Tapping the Brakes on AI Use in Peer Review
A recent article by Jocelyn Kaiser in AAAS’ Science magazine, Science funding agencies say no to using AI for peer review, reports that NIH and other US government agencies that fund scientific research are beginning to forbid the use of generative AI tools such as ChatGPT in the peer review processes that evaluate research funding requests.
Funding agencies do need more time to create appropriate ground rules for how to best use AI tools in the peer review process. While simply banning their use outright would be both premature and counterproductive, the reality is that we don’t yet understand how best to govern the use of such tools. Issues associated with their use are real:
Even if the proposal review use of AI tools is limited to “summarizing” the text of proposals to speed the review process, the possibility of errors being introduced is real.
AI platform managers are still developing protections to govern the input and subsequent processing of confidential, proprietary, and/or personal information.
AI tools have been known to fabricate very realistic sounding information.
Forbidding the use of tools like ChatGPT in the review process makes sense – but only for now. We do have to experiment with and consider a variety of ways for governing their usage.
For example, Michael Kaplan and I have been researching the use of AI tools such as ChatGPT in the project management process; some of our finding so far are here and here. We have found such tools to be extremely valuable--but only if their use is carefully governed and understood by knowledgeable and experienced people.

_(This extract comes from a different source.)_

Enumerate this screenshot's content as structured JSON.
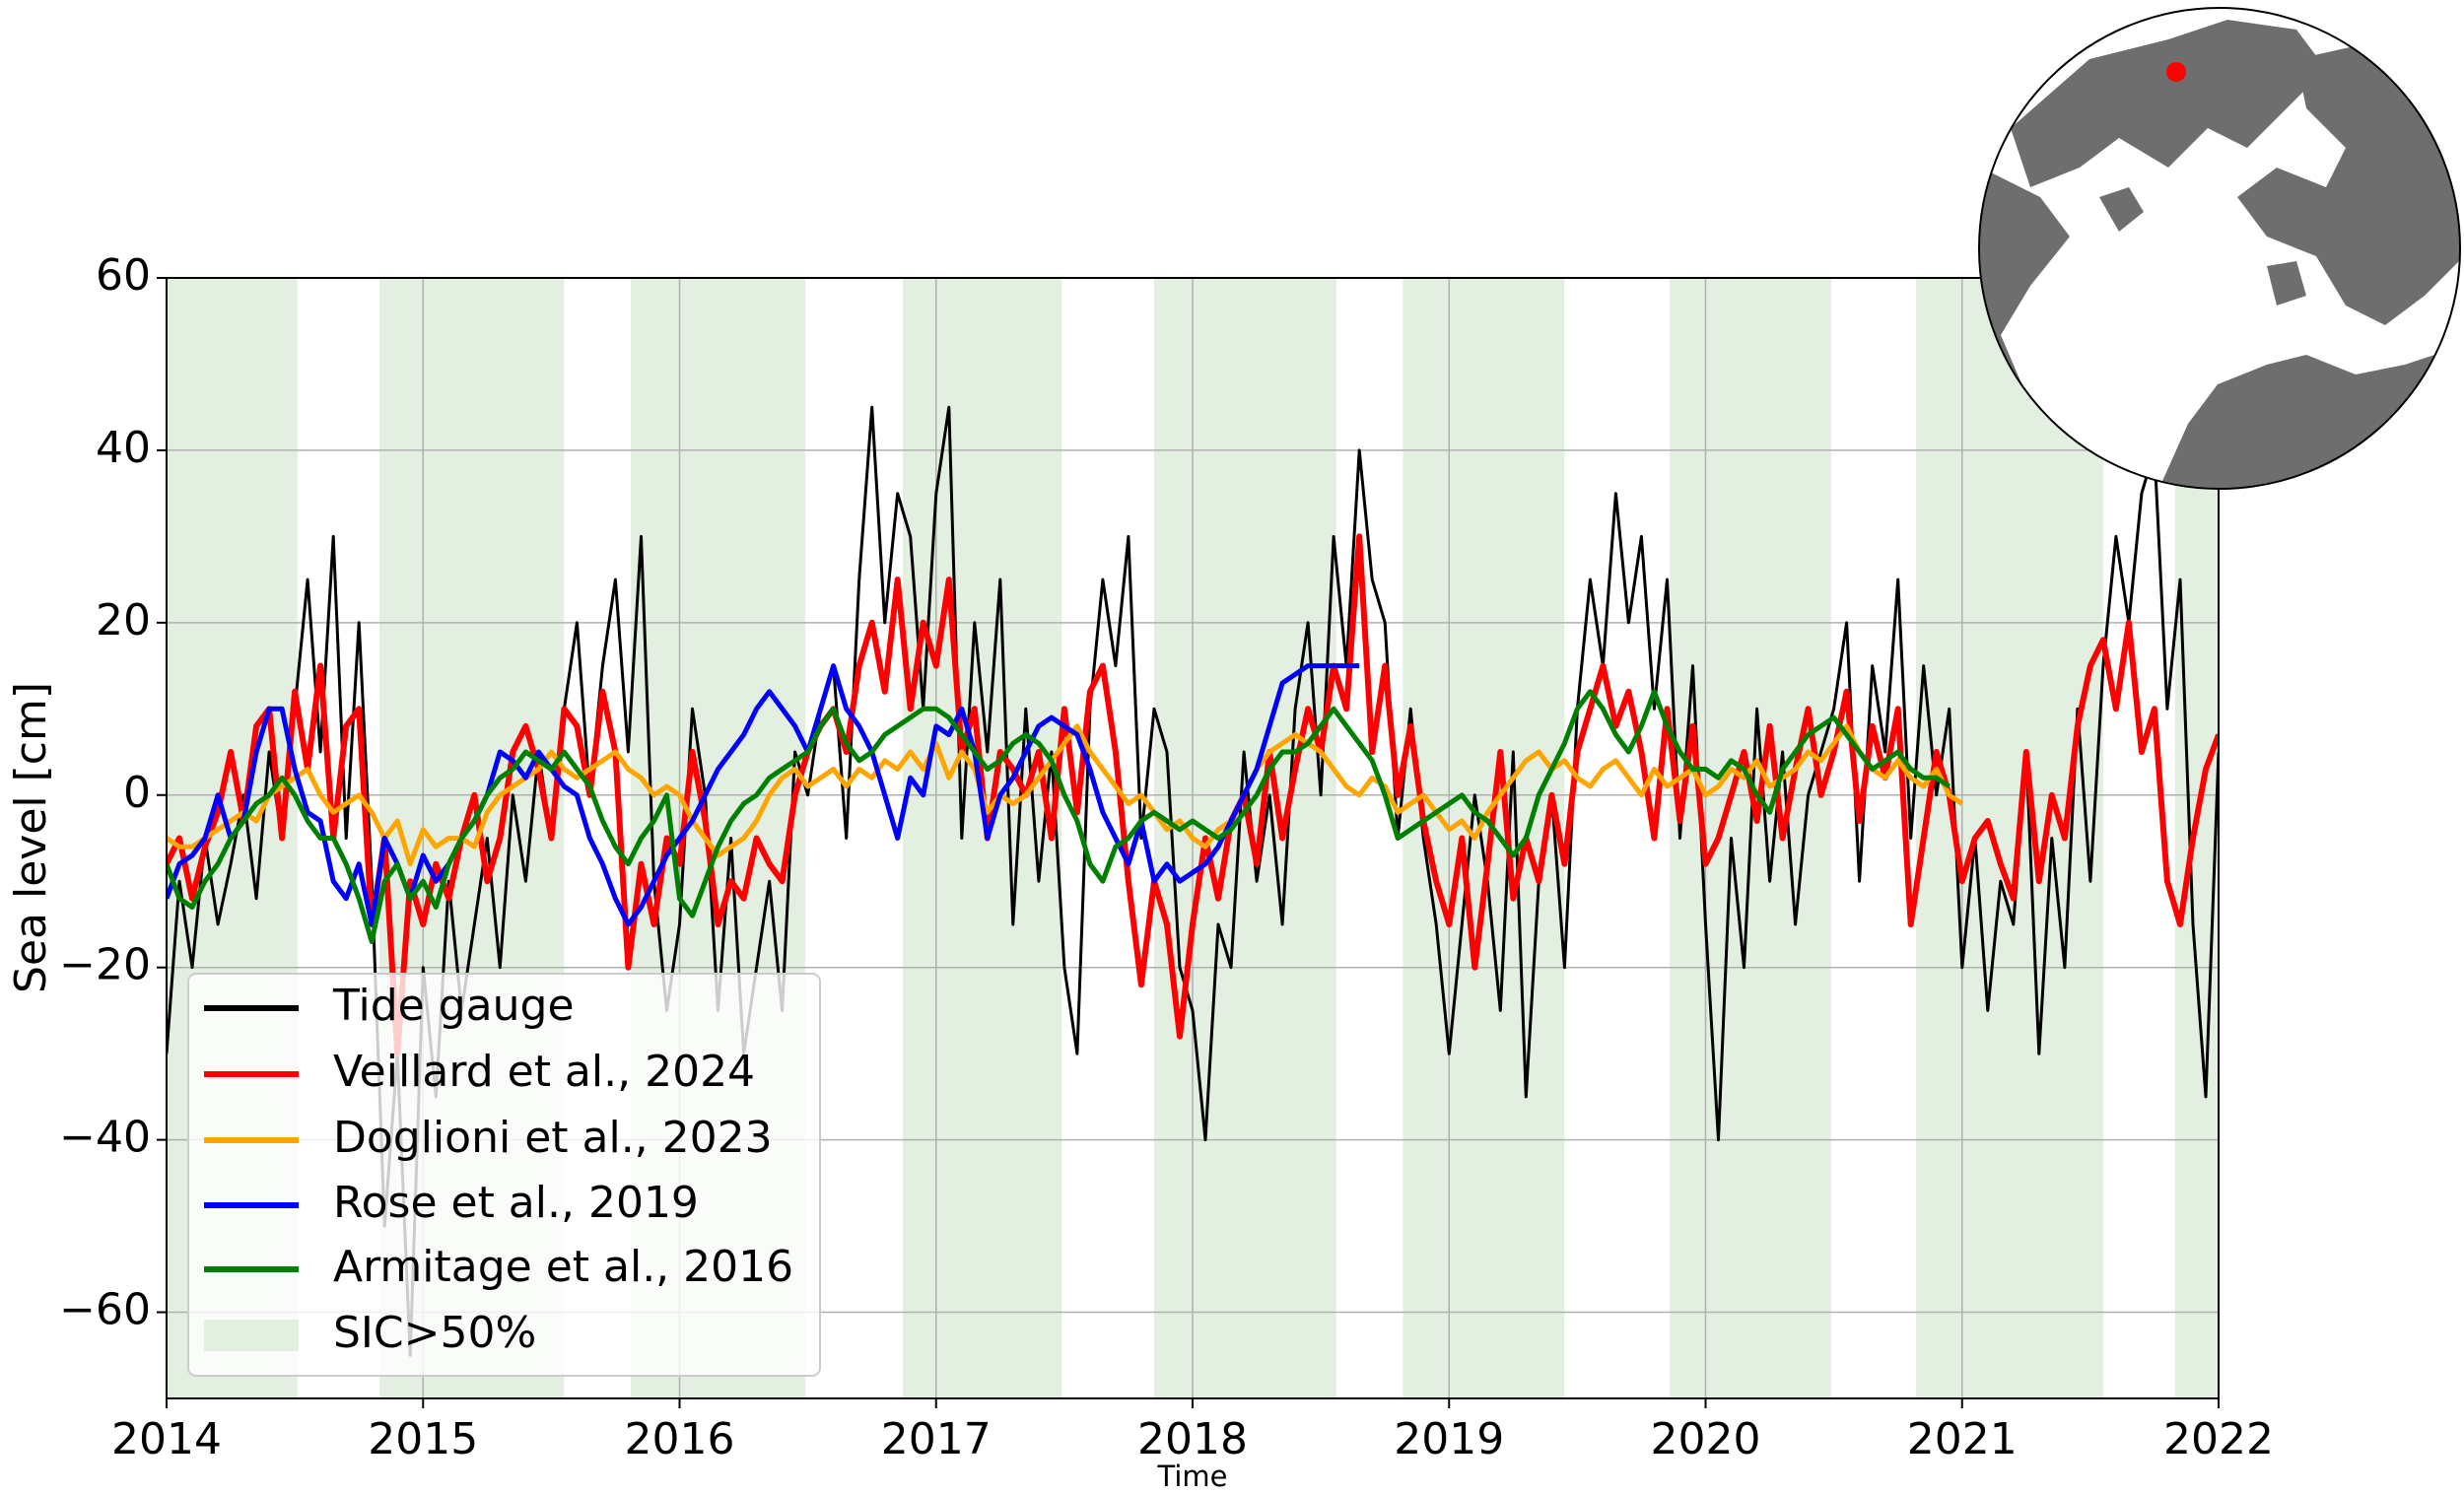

My own belief is that eventually rules and policies will be developed governing the use of AI tools not just in the proposed proposal peer review process, but also in other areas of R&D, including research design, data analysis and interpretation, and even in R&D management. Current issues such as the handling of confidential and personal information in LLM database training will eventually be resolved.
Put another way, there’s no going back. People who understand these tools will learn how to use them and govern them responsibly; I intend to be in that group.
At the same time, we have to understand that these new tools do have the ability to disrupt both management and research processes. We must be prepared to recognize and manage the resulting changes.